Reivindicações das imagens ausentes: (afro)fabulações como estratégias analíticas e políticas na diáspora africana

(Atlântico, 2016 – Arjan Martins)

 

A diáspora africana é um evento social, cultural e histórico que ocorreu advindo das invasões dos reinos africanos pelos europeus no século XV. Tal acontecimento é visto e nomeado de Maafa pela doutorada Marimba Ani (1994). Segundo a autora a Maafa é o processo de sequestro e cárcere físico e mental da população negra africana, além do surgimento forçado da afrodiáspora. O sentido de Maafa dialoga diretamente com a noção de Epistemicídio, termo utilizado pela filosofa Sueli Carneiro (2005), para analisar os efeitos da colonização europeia branca no controle de produção e reprodução da vida através dos dispositivos de racialidade de biopoder que atuam em nossa sociedade.

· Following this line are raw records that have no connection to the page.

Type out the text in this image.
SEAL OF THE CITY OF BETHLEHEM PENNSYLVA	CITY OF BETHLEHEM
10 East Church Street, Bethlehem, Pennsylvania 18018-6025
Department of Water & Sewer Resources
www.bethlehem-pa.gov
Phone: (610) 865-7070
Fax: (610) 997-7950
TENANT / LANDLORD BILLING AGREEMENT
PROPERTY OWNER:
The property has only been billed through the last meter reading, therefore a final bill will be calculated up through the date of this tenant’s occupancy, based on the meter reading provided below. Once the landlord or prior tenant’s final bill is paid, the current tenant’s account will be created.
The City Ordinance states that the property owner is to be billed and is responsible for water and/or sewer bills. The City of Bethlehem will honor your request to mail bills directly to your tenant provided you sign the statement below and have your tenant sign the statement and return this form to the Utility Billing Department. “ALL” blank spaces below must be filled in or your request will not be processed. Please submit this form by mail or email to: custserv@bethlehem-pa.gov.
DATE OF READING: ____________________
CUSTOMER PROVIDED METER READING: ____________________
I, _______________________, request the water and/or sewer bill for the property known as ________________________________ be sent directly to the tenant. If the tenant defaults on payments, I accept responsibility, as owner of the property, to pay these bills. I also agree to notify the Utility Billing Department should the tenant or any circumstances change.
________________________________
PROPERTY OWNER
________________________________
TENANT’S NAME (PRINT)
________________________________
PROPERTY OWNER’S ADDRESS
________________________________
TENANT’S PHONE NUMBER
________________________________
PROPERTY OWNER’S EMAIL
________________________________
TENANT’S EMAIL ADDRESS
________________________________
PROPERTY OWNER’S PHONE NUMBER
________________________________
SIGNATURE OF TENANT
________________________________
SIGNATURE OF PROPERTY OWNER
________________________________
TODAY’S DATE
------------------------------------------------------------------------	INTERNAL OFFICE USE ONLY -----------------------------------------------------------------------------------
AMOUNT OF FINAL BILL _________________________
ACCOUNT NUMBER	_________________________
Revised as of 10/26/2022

Tanto Maafa quanto Epistemicídio são noções que disputam, tensionam e narram o quanto as formas de dominação foram danosas nos processos de autoestima, existência e educação dos povos vítimas do colonialismo europeu no continente africano. Ambas as noções convergem em relatar um mesmo processo: o de pôr fim aos saberes não-hegemônicos. Nessa perspectiva o afrofuturismo formula um entendimento de que o sequestro, humilhação, escravização, genocídio, epistemicídio e Maafa são configuradores de uma catástrofe, uma catástrofe particularmente negra e afrodiaspórica. Uma catástrofe do atlântico negro: “À catástrofe é um acontecer, cujas implicações, espacialidades e temporalidades são bastante complexas” (GOMES; LEAL, 2020, p. 33).

Igor Lage e Nuno Manna (2019) apontam que a apreensão da catástrofe como uma experiência temporal atordoada em colapso, que ao contrário do sentido de crise, não possui em si um horizonte de resolução. Ou seja, para os autores a catástrofe é uma força que coloca em ruptura a estrutura temporal tradicional (passado, presente e futuro) pois é vista muito mais do que uma turbulência ou instabilidade, e sim como um dano catastrófico e aparentemente, eterno.

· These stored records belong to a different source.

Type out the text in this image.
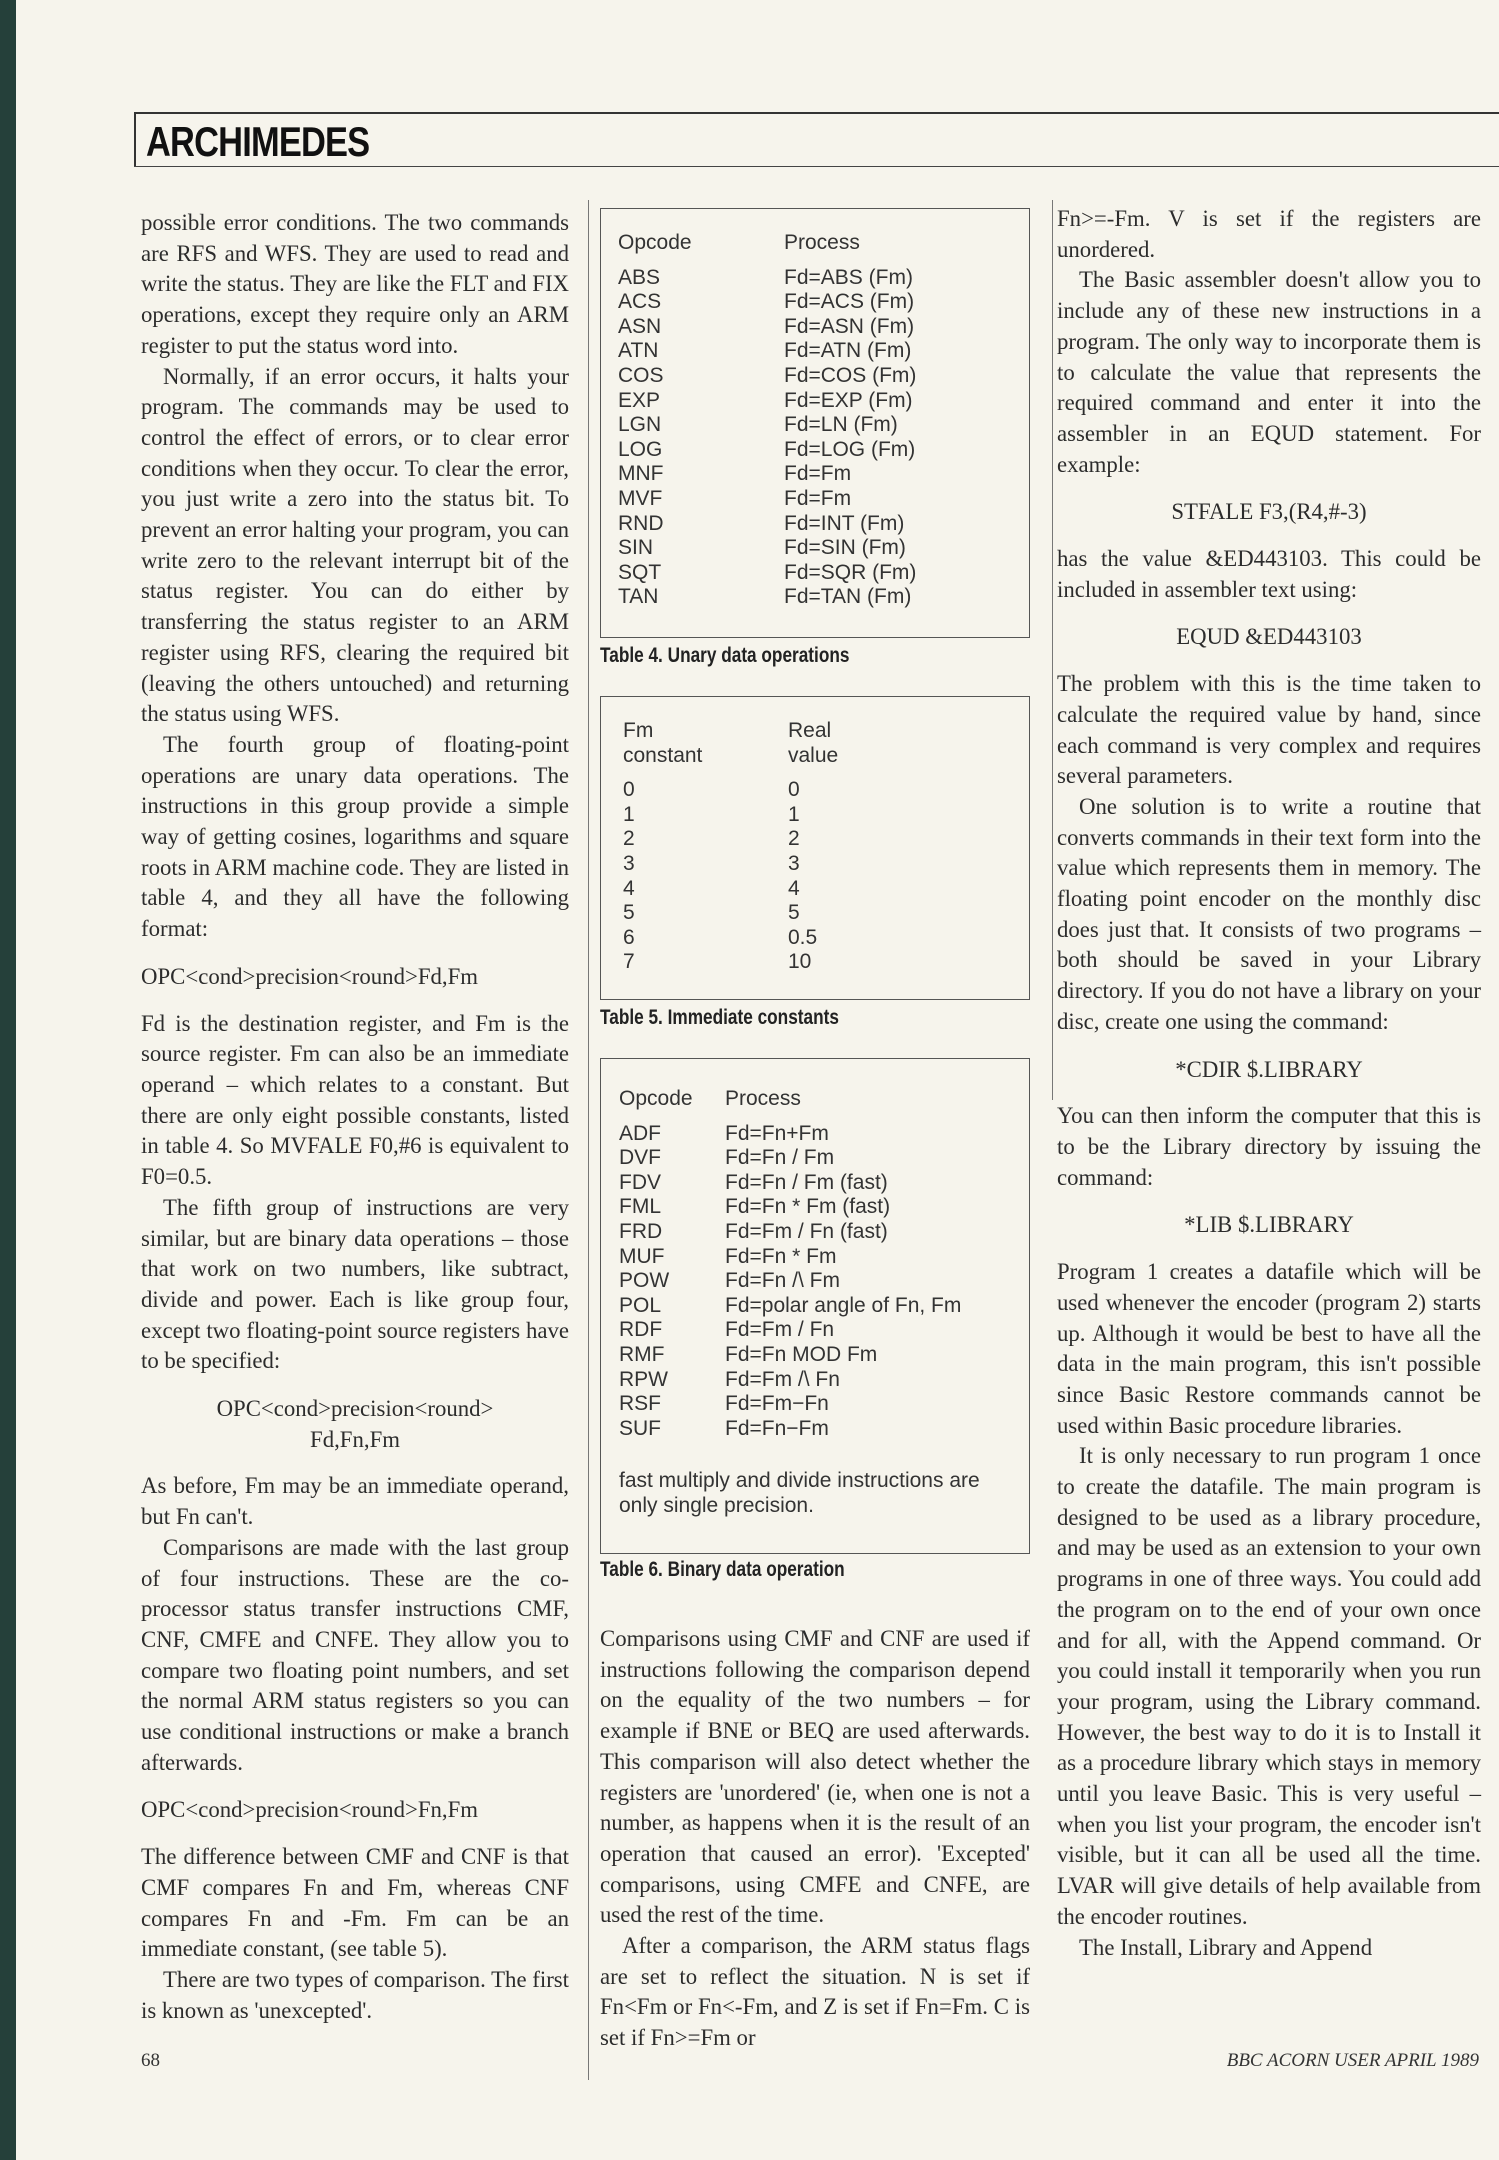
ARCHIMEDES

possible error conditions. The two commands are RFS and WFS. They are used to read and write the status. They are like the FLT and FIX operations, except they require only an ARM register to put the status word into.

Normally, if an error occurs, it halts your program. The commands may be used to control the effect of errors, or to clear error conditions when they occur. To clear the error, you just write a zero into the status bit. To prevent an error halting your program, you can write zero to the relevant interrupt bit of the status register. You can do either by transferring the status register to an ARM register using RFS, clearing the required bit (leaving the others untouched) and returning the status using WFS.

The fourth group of floating-point operations are unary data operations. The instructions in this group provide a simple way of getting cosines, logarithms and square roots in ARM machine code. They are listed in table 4, and they all have the following format:

OPC<cond>precision<round>Fd,Fm

Fd is the destination register, and Fm is the source register. Fm can also be an immediate operand – which relates to a constant. But there are only eight possible constants, listed in table 4. So MVFALE F0,#6 is equivalent to F0=0.5.

The fifth group of instructions are very similar, but are binary data operations – those that work on two numbers, like subtract, divide and power. Each is like group four, except two floating-point source registers have to be specified:

OPC<cond>precision<round>

Fd,Fn,Fm

As before, Fm may be an immediate operand, but Fn can't.

Comparisons are made with the last group of four instructions. These are the co-processor status transfer instructions CMF, CNF, CMFE and CNFE. They allow you to compare two floating point numbers, and set the normal ARM status registers so you can use conditional instructions or make a branch afterwards.

OPC<cond>precision<round>Fn,Fm

The difference between CMF and CNF is that CMF compares Fn and Fm, whereas CNF compares Fn and -Fm. Fm can be an immediate constant, (see table 5).

There are two types of comparison. The first is known as 'unexcepted'.

Opcode	Process
ABS	Fd=ABS (Fm)
ACS	Fd=ACS (Fm)
ASN	Fd=ASN (Fm)
ATN	Fd=ATN (Fm)
COS	Fd=COS (Fm)
EXP	Fd=EXP (Fm)
LGN	Fd=LN (Fm)
LOG	Fd=LOG (Fm)
MNF	Fd=Fm
MVF	Fd=Fm
RND	Fd=INT (Fm)
SIN	Fd=SIN (Fm)
SQT	Fd=SQR (Fm)
TAN	Fd=TAN (Fm)
Table 4. Unary data operations
Fm	Real
constant	value
0	0
1	1
2	2
3	3
4	4
5	5
6	0.5
7	10
Table 5. Immediate constants
Opcode	Process
ADF	Fd=Fn+Fm
DVF	Fd=Fn / Fm
FDV	Fd=Fn / Fm (fast)
FML	Fd=Fn * Fm (fast)
FRD	Fd=Fm / Fn (fast)
MUF	Fd=Fn * Fm
POW	Fd=Fn /\ Fm
POL	Fd=polar angle of Fn, Fm
RDF	Fd=Fm / Fn
RMF	Fd=Fn MOD Fm
RPW	Fd=Fm /\ Fn
RSF	Fd=Fm−Fn
SUF	Fd=Fn−Fm
fast multiply and divide instructions are only single precision.
Table 6. Binary data operation

Comparisons using CMF and CNF are used if instructions following the comparison depend on the equality of the two numbers – for example if BNE or BEQ are used afterwards. This comparison will also detect whether the registers are 'unordered' (ie, when one is not a number, as happens when it is the result of an operation that caused an error). 'Excepted' comparisons, using CMFE and CNFE, are used the rest of the time.

After a comparison, the ARM status flags are set to reflect the situation. N is set if Fn<Fm or Fn<-Fm, and Z is set if Fn=Fm. C is set if Fn>=Fm or

Fn>=-Fm. V is set if the registers are unordered.

The Basic assembler doesn't allow you to include any of these new instructions in a program. The only way to incorporate them is to calculate the value that represents the required command and enter it into the assembler in an EQUD statement. For example:

STFALE F3,(R4,#-3)

has the value &ED443103. This could be included in assembler text using:

EQUD &ED443103

The problem with this is the time taken to calculate the required value by hand, since each command is very complex and requires several parameters.

One solution is to write a routine that converts commands in their text form into the value which represents them in memory. The floating point encoder on the monthly disc does just that. It consists of two programs – both should be saved in your Library directory. If you do not have a library on your disc, create one using the command:

*CDIR $.LIBRARY

You can then inform the computer that this is to be the Library directory by issuing the command:

*LIB $.LIBRARY

Program 1 creates a datafile which will be used whenever the encoder (program 2) starts up. Although it would be best to have all the data in the main program, this isn't possible since Basic Restore commands cannot be used within Basic procedure libraries.

It is only necessary to run program 1 once to create the datafile. The main program is designed to be used as a library procedure, and may be used as an extension to your own programs in one of three ways. You could add the program on to the end of your own once and for all, with the Append command. Or you could install it temporarily when you run your program, using the Library command. However, the best way to do it is to Install it as a procedure library which stays in memory until you leave Basic. This is very useful – when you list your program, the encoder isn't visible, but it can all be used all the time. LVAR will give details of help available from the encoder routines.

The Install, Library and Append

68	BBC ACORN USER APRIL 1989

A catástrofe negra foi um evento que escapou ao domínio de um grupo humano (no caso os seres africanos), sobrepujando sua capacidade econômica, cultural ou mental, como efeito colateral, criou uma série de rupturas, oposições e distinções entre o antes e o depois. Uma experiência temporal do colapso em terras africanas, que pode ser comparada a um descarrilhamento de um trem, do qual a população negra foi tirada do seu centro civilizacional.Portanto, para lidar com as estruturas catastróficas enquanto categoria, se exige uma postura através da imaginação e de gestos epistêmicos peculiares.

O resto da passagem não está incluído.